How could he love me when I’ve failed Him so often?  Why does He long to be my friend and offer His sweet fellowship?  How can He forgive me again and again?  And again.

I don’t know the answers.  I only know He does.  He was passionate to do the Father’s will, to complete the plan, to die in my place.  He is the Savior I needed.  The Lover of my soul.  The High Priest who always intercedes for me.   He is Jesus.

Clean out something

Before Passover begins, Jewish families make a thorough cleansing of the house to remove all leavening agents, whether it is cookies or bread or baking powder. During the Passover meal and for seven days thereafter, nothing containing leaven is to be eaten.  This is the Feast of Unleavened Bread as told in Exodus 13.

Jesus warned His disciples about the leavening of the Pharisees, their pious self-righteous attitude that made them think they were better than others.  Jesus’ constant reminder was to serve, to think of others first, to stop trying to get the first place.  He lived out the principal for three year and washed feet at their last supper together, showing He meant what He said.

Cleaning out a drawer or a closet isn’t going to make me more humble.  But it can be a reminder that I need to consider what clutters my heart and my life.  I can gather hurt and unforgiveness, pride and selfishness very quickly.  If I don’t examine myself, those things can become corrupt in me.  The corrupting influence of leavening must be dealt with.  I need daily cleansing from the precious blood of the Lamb.

With any clean space, I want to be careful what I put in it.  I’ll take faith, courage, peace, love, joy and the gifts God offers.

Wash me, Lord, and I will be cleansed from my sin.  Fill me with Your presence.

Resurrection cookies

resurrection-cookiesCooking as a family can be fun, educational and even a little spiritual.  Making Resurrection Cookies together gives the adult an opportunity to tell the story of Jesus death and resurrection to a child with the best object lesson ever – something that can be eaten later.

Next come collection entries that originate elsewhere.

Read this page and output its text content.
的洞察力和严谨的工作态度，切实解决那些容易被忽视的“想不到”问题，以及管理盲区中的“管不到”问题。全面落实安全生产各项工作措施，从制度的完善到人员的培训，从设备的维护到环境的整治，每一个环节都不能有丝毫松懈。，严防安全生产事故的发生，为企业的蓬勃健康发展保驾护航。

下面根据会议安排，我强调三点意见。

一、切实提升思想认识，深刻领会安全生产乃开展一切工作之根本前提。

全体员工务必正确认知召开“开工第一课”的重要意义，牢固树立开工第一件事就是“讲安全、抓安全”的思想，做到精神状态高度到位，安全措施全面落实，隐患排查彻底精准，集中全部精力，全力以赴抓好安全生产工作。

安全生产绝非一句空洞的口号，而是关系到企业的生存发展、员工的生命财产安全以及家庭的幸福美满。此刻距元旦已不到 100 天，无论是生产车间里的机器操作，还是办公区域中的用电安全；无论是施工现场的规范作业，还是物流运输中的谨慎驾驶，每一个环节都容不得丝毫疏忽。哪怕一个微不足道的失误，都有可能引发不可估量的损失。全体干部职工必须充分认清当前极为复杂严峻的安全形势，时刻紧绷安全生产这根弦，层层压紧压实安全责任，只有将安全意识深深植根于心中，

Tomorrow I will post the recipe and more information. Think about a child with whom you can share this activity. It will be well worth the effort.

Palm Sunday

Day 35 of 40 Days to Passover and Resurrection Weekend

Rejoice this Palm Sunday.  Your King is coming.

Zechariah 9:9 – 10

Shout and cheer, Daughter Zion!

    Raise the roof, Daughter Jerusalem!
Your king is coming!
    a good king who makes all things right,
    a humble king riding a donkey,
    a mere colt of a donkey.
I’ve had it with war—no more chariots in Ephraim,
    no more war horses in Jerusalem,
    no more swords and spears, bows and arrows.
He will offer peace to the nations,
    a peaceful rule worldwide,
    from the four winds to the seven seas.